Une école publique francophone à New York?

Jusque là tout allait bien: la petite Natania était parfaitement bilingue. Et puis vers ses six ans, elle a commencé à rechigner à parler français. «Là, je me suis rendu compte qu’il fallait faire quelque chose, que le bilinguisme n’était pas acquis et qu’il fallait faire des efforts pour qu’elle parle – et écrive- le français, » raconte sa maman, Catherine Poisson. Il y a un an, elle a donc rejoint la poignée de Français de New York qui avaient créé un peu plus tôt l’association EFNY (Education française à New York).

Comme Catherine, professeur de littérature française et habitant de Brooklyn, les fondateurs de EFNY ont vite découvert que, s’ils n’avaient pas les moyens -ou pas de place- pour le lycée français, ils leur fallait prendre l’avenir de leur enfants en main. En 2005, ils ont donc créé leur association avec de hautes ambitions : rien de moins que d’obtenir l’ouverture d’une école publique bilingue français-anglais. Et c’est en train de marcher !

« Naïvement, nous sommes allées au département d’éducation de la ville et on leur a dit : ‘bonjour, voulez-vous ouvrir une école pour nous ? », raconte Florence Nash une des fondatrices (qui a aujourd’hui quitté l’association).
Loin de se faire mettre à la porte de l’administration, ces parents d’élèves motivés ont au contraire découvert qu’il existait des ateliers expliquant comment monter une école, les démarches à effectuer, etc. Néanmoins, ils se sont « rapidement aperçu que ça n’était pas si simple, qu’il fallait faire un partenariat avec une organisation mais que tout ce qui existe en le matière est destiné aux populations défavorisées, ce qui n’était pas notre objet », se souvient Florence Nash. En revanche, elles rencontrent un accueil enthousiaste d’un responsable du département « dual education », qui gère plusieurs écoles publiques bilingues à New York (en espagnol, russe, chinois, créole). Une solution se fait jour : « l’astuce, c’est de se greffer sur une école existante qui a besoin de redorer son blason ».

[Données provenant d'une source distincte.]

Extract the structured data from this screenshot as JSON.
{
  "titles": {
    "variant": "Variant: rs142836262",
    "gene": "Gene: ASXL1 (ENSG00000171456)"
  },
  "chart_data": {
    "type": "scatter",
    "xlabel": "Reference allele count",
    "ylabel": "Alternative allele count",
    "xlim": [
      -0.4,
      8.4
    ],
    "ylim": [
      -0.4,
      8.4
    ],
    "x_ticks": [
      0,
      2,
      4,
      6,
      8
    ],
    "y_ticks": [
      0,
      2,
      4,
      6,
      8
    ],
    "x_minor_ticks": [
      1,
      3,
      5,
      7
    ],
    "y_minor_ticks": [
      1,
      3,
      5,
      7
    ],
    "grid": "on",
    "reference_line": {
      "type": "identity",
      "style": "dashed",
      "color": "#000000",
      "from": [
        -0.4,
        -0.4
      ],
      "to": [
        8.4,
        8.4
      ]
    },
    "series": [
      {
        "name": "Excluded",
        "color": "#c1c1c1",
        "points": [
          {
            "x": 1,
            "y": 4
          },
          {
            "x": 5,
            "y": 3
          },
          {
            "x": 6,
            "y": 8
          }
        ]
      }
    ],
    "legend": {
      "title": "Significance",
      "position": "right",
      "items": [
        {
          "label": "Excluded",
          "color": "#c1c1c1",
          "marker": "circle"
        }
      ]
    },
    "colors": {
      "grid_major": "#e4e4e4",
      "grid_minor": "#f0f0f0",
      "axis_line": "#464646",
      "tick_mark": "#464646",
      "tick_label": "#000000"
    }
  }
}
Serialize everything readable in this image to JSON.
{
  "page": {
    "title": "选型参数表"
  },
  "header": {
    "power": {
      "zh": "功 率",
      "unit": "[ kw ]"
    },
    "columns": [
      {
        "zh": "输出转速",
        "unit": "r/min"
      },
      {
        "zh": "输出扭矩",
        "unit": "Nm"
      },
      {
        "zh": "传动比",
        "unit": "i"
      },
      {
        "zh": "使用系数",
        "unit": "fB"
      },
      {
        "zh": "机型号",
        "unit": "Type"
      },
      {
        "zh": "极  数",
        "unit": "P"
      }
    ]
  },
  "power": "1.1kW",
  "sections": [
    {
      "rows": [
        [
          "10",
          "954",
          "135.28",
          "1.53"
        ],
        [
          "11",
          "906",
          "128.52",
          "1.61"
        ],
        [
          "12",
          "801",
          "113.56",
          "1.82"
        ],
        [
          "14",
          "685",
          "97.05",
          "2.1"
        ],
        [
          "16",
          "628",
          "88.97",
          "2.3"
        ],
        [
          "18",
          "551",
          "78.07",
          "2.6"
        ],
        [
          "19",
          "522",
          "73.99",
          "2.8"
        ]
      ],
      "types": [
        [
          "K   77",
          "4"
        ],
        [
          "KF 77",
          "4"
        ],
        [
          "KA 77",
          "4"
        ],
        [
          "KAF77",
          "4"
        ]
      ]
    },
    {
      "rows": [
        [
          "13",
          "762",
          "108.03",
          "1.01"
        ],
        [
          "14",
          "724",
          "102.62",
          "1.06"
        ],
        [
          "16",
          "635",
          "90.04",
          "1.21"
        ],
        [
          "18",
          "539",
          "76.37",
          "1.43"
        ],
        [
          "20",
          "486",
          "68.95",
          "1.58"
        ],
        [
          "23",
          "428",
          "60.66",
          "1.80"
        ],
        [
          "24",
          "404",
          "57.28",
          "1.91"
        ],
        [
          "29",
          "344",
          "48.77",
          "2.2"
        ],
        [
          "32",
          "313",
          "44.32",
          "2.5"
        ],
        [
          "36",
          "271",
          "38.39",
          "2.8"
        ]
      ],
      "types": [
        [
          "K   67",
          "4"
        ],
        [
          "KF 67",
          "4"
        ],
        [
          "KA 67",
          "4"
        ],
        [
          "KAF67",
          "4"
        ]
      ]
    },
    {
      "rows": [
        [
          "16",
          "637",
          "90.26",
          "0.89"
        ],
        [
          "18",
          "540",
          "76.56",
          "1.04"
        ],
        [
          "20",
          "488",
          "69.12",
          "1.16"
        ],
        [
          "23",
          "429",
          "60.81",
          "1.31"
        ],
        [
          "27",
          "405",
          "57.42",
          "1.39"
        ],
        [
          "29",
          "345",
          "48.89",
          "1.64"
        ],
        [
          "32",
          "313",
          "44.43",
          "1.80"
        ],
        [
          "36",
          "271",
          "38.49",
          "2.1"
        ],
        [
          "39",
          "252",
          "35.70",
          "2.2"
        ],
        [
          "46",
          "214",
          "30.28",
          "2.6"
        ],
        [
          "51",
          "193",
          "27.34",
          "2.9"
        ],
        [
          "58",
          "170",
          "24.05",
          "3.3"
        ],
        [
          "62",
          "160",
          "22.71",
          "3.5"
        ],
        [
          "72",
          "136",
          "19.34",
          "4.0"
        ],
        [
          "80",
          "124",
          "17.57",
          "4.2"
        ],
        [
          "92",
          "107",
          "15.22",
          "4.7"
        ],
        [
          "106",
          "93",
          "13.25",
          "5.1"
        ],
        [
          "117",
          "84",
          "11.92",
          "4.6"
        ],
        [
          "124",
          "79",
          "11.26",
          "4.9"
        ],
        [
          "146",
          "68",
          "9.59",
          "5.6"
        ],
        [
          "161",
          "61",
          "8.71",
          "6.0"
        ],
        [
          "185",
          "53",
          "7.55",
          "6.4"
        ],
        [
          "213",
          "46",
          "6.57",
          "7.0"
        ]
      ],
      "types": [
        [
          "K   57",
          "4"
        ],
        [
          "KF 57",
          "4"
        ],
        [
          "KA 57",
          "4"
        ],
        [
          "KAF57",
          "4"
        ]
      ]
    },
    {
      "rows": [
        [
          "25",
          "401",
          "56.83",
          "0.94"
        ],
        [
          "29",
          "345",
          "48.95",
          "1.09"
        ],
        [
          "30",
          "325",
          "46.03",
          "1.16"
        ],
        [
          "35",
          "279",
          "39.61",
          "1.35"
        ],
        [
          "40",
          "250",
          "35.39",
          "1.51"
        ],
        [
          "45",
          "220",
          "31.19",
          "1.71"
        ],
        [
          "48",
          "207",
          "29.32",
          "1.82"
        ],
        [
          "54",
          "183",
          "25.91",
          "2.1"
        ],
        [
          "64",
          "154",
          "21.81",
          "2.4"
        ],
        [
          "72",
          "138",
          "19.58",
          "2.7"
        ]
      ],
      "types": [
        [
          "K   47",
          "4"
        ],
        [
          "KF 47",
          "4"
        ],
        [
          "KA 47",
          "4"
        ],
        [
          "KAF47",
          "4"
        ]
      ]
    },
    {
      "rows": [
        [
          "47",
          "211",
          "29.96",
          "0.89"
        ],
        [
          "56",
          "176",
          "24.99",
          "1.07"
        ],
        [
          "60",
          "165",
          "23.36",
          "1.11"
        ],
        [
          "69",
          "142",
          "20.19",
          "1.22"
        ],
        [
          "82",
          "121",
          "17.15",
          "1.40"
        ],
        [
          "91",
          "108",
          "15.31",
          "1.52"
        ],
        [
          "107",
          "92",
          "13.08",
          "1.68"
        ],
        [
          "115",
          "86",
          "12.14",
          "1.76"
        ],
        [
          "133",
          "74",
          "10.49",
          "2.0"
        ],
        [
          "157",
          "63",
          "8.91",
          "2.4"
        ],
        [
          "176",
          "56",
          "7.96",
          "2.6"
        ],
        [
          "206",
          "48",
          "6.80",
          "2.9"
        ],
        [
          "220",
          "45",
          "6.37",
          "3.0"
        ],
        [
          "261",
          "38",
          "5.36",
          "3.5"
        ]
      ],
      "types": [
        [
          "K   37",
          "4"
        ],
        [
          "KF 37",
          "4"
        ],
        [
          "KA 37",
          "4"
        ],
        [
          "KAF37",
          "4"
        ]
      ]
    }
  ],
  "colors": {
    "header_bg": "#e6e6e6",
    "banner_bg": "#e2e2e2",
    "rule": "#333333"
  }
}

Si tout va bien, deux écoles bilingues français-anglais devraient donc ouvrir à la rentrée prochaine. La première, à Morningside Heights, près de l’Université de Columbia (PS 125, 123ème rue), est pratiquement acquise. Une classe de pre-K et une de first grade vont ouvrir en septembre prochain. Pour l’autre école, à Brooklyn (PS 38 sur Pacific Street), il reste plus d’incertitudes, mais les responsables d’EFNY ont bon espoir d’y voir ouvrir également deux classes à la rentrée scolaire 2007.

Remplir l’école ne devrait pas être un problème, même si les règles de la New York City imposent 50% d’élèves native speakers. Le succès des programmes d’after school en est une preuve. En attendant la ‘vraie’ école, les parents d’EFNY ont en effet réussi à ouvrir des cours de français dans les écoles publiques même, après les heures de classe. Quarante enfants les suivent à Brooklyn (PS 38) et presque autant à Manhattan (une école dans le West village, une dans l’East village). Ces classes sont partiellement sponsorisées par l’Etat français, via le programme FLAM (français langue maternelle), qui vise à aider les enfants français de l’étranger à conserver leur langue maternelle.

«Le succès des after school montre qu’il y a une demande, un intérêt, il a permis de faire connaître notre projet note Catherine Poisson, mais l’objectif reste bien d’ouvrir des écoles bilingues, et ce jusqu’à la high school.» Ce qui ne sera pas simple. Il faut par exemple trouver suffisamment de professeurs français nécessaires. Les enseignants des écoles publiques doivent obligatoirement être titulaires d’un diplôme de l’Etat de New York ; les Français qui le sont ne sont pas légion.

Il faudra aussi obtenir la mobilisation de suffisamment de parents. « Les Français ont plus de mal que les Américains à travailler de manière communautaire», constate Catherine. Sauf que, « frustrées par la pauvreté de ce qui est disponible pour leurs enfants, de plus en plus de familles françaises de New York sont prêtes à se mobiliser ».

Une des taches de l’association sera aussi d’ouvrir le projet au maximum de communautes, notamment aux francophones d’Afrique ou d’ailleurs. «Souvent, on remarque qu’ils cachent leur bilinguisme, l’intégration ici prime le plus souvent, remarque Catherine Poisson.» Leur engagement sera pourtant primordial: il est crucial pour le département de l’éducation de New York, dont les responsables sont attachés à la diversification «et qui se méfient un peu de l’image élitiste du français.»